Pauline hausse les épaules tandis qu'Adeline s'arrête à notre niveau pour nous dire bonjour. De son côté, Chloé fait le tour des présents, ayant elle-même été absente aujourd'hui. En arrivant vers moi, elle m'embrasse près de la mâchoire qui ressemble plus à un petit bisou dans le cou.

À quoi elle joue ?

À voir le regard suspicieux que me lance ma meilleure amie, la même pensée lui a traversé l'esprit, mais je décide que nous sommes venues pour nous amuser, et je n'ai pas envie de commencer à décortiquer le moindre de ses faits et gestes. Je m'en fiche, non ? C'était ça le principe, il me semble.

Le courant passe immédiatement entre Pauline et mes collègues qu'elle n'avait pas encore rencontrés, mais je n'en doutais pas une seconde. Nous prenons place sur deux pistes accolées et entamons la partie. Je joue en troisième, en même temps qu'Adeline. Nous lançons la boule presque simultanément et la mienne suit miraculeusement une ligne droite pour aller éclater le tas de quilles. Toutes celles de gauche tombent tandis qu'il en reste quatre debout. Mon deuxième tir vient les coucher et je brandis mon poing en l'air en signe de victoire.

– Yes ! Ou comment bien commencer la soirée !

Betty récupère sa boule et me tape dans la main. Je jette un coup d'œil sur ma voisine, malheureusement elle a enchaîné deux gouttières.

– Tu es plus chanceuse que moi, déclare-t-elle bonne joueuse.

– La chance du débutant ! Le prochain tour c'est pour toi.

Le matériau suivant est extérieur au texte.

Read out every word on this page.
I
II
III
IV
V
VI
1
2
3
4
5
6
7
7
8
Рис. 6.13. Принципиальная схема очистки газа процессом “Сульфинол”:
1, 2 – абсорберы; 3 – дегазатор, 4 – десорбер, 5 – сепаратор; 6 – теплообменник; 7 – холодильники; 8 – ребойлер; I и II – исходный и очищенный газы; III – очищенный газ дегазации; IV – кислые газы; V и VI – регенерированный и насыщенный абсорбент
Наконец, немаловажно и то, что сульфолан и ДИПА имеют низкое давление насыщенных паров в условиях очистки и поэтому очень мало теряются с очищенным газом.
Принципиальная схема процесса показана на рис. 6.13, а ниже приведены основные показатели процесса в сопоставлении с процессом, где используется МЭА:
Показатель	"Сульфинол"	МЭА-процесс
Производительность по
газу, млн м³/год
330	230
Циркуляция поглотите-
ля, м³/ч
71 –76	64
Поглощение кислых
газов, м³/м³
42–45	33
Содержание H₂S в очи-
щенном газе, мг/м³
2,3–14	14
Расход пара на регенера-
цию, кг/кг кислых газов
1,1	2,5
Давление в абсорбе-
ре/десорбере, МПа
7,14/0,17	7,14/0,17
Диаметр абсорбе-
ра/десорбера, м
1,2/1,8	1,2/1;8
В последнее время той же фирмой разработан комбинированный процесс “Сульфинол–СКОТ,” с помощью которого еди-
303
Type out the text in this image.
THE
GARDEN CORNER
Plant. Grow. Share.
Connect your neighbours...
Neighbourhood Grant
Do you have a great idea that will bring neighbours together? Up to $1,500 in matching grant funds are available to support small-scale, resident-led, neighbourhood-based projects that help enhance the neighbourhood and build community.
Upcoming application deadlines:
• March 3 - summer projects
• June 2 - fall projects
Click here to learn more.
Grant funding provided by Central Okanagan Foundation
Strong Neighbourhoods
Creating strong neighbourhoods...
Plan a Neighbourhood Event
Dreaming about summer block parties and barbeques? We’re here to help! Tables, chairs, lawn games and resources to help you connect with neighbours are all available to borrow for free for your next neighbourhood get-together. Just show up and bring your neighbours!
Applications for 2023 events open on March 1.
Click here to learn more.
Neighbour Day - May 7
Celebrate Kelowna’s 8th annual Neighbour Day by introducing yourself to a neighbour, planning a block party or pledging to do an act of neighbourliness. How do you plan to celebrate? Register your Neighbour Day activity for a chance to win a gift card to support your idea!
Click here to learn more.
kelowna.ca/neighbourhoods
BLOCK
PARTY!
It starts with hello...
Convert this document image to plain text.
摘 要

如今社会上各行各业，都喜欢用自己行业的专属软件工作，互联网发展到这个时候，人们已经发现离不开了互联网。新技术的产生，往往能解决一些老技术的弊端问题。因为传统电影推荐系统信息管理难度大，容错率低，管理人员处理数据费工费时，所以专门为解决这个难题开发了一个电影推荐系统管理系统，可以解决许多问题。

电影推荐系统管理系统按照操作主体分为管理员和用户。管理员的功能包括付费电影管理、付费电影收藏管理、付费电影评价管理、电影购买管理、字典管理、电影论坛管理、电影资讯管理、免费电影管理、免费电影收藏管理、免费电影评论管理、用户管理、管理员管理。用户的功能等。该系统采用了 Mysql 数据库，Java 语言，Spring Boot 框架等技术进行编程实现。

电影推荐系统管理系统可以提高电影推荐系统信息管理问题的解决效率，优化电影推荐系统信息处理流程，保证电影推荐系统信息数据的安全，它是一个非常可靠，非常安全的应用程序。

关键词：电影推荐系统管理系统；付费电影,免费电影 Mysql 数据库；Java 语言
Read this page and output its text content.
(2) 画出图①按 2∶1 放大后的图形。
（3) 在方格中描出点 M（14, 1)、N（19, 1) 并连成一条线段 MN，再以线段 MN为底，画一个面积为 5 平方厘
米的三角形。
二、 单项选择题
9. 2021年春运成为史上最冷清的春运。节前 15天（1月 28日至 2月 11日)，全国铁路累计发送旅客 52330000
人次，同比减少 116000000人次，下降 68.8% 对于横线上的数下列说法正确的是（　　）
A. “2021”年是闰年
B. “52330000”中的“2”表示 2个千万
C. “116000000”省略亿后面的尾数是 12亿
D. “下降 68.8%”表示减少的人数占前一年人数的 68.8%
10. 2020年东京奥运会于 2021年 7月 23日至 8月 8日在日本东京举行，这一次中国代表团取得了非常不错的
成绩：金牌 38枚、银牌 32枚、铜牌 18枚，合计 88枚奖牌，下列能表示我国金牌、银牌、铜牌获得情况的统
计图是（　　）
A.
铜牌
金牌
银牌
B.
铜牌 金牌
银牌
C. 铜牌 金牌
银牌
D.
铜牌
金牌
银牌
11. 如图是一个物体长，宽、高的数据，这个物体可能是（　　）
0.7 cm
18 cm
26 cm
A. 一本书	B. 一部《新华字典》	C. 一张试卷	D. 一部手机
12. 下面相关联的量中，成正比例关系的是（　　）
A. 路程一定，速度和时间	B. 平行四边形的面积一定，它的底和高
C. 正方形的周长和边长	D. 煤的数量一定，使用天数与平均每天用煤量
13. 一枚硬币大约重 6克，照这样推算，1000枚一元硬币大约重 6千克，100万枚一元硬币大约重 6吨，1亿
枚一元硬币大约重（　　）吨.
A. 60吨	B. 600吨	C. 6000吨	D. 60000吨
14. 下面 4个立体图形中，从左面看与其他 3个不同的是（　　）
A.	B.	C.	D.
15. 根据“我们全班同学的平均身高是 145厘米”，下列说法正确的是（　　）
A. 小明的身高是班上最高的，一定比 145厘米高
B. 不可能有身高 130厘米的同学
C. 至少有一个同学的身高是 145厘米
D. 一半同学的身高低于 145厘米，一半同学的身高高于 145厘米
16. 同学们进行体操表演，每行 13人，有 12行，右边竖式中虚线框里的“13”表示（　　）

– Lèche-cul ! m'accuse Pauline en chuchotant pour que je sois la seule à l'entendre.

Je lui enfonce mon coude entre les côtes en guise de réprimande, mais je n'en pense pas moins. En croisant le regard de Chloé, elle me fait un clin d'œil et lève son pouce en l'air avec un grand sourire. Une vague de chaleur parcourt mon corps et je lui rends son sourire. Je sens que je vais passer une bonne soirée !

Au vu du niveau de chacun, on lance une règle pour pimenter le jeu. À chaque fois qu'on enchaîne trois gouttières, on paie notre tournée. Samy est actuellement en train de se saisir de son portefeuille... On commande tous de la bière, sauf Pauline qui doit rentrer tôt.

– Je suis tellement contente que tu sois là, mon Poulin !

Son rire ravit mes oreilles et je lui offre une accolade pour appuyer mes paroles. Avec son boulot, et ses horaires infernaux, on arrive à peine à se croiser et on n'a pas vraiment l'occasion de faire grand-chose d'autre que bavarder avachies sur son canapé, sur le mien, ou autour d'un verre de soda au réfectoire de l'hôpital. Et encore, c'est quand j'accepte de me farcir le trajet.

La partie resserre les scores, et chacun essaie de dépasser la personne à sa tête.

– Mate, elle a dézingué une quille !

Pauline m'enlève les mots de la bouche. Voir Adeline galérer autant à marquer des points – quand elle ne fait pas simplement chou blanc – m'amuse beaucoup et je ne manque pas de le faire savoir.

Betty siffle soudainement en observant le tableau des scores.

– Ben dis donc, ma jolie Charly, la chance semble te sourire ce soir !

Je ris en mimant une fausse révérence, provoquant une grimace amusée sur son visage. Je me tourne vers Adeline et la taquine sur ses talents cachés tandis qu'elle ronchonne amicalement.

– Tu ne peux pas lui enlever qu'elle est bonne joueuse ! admet Pauline en se saisissant de sa boule orange.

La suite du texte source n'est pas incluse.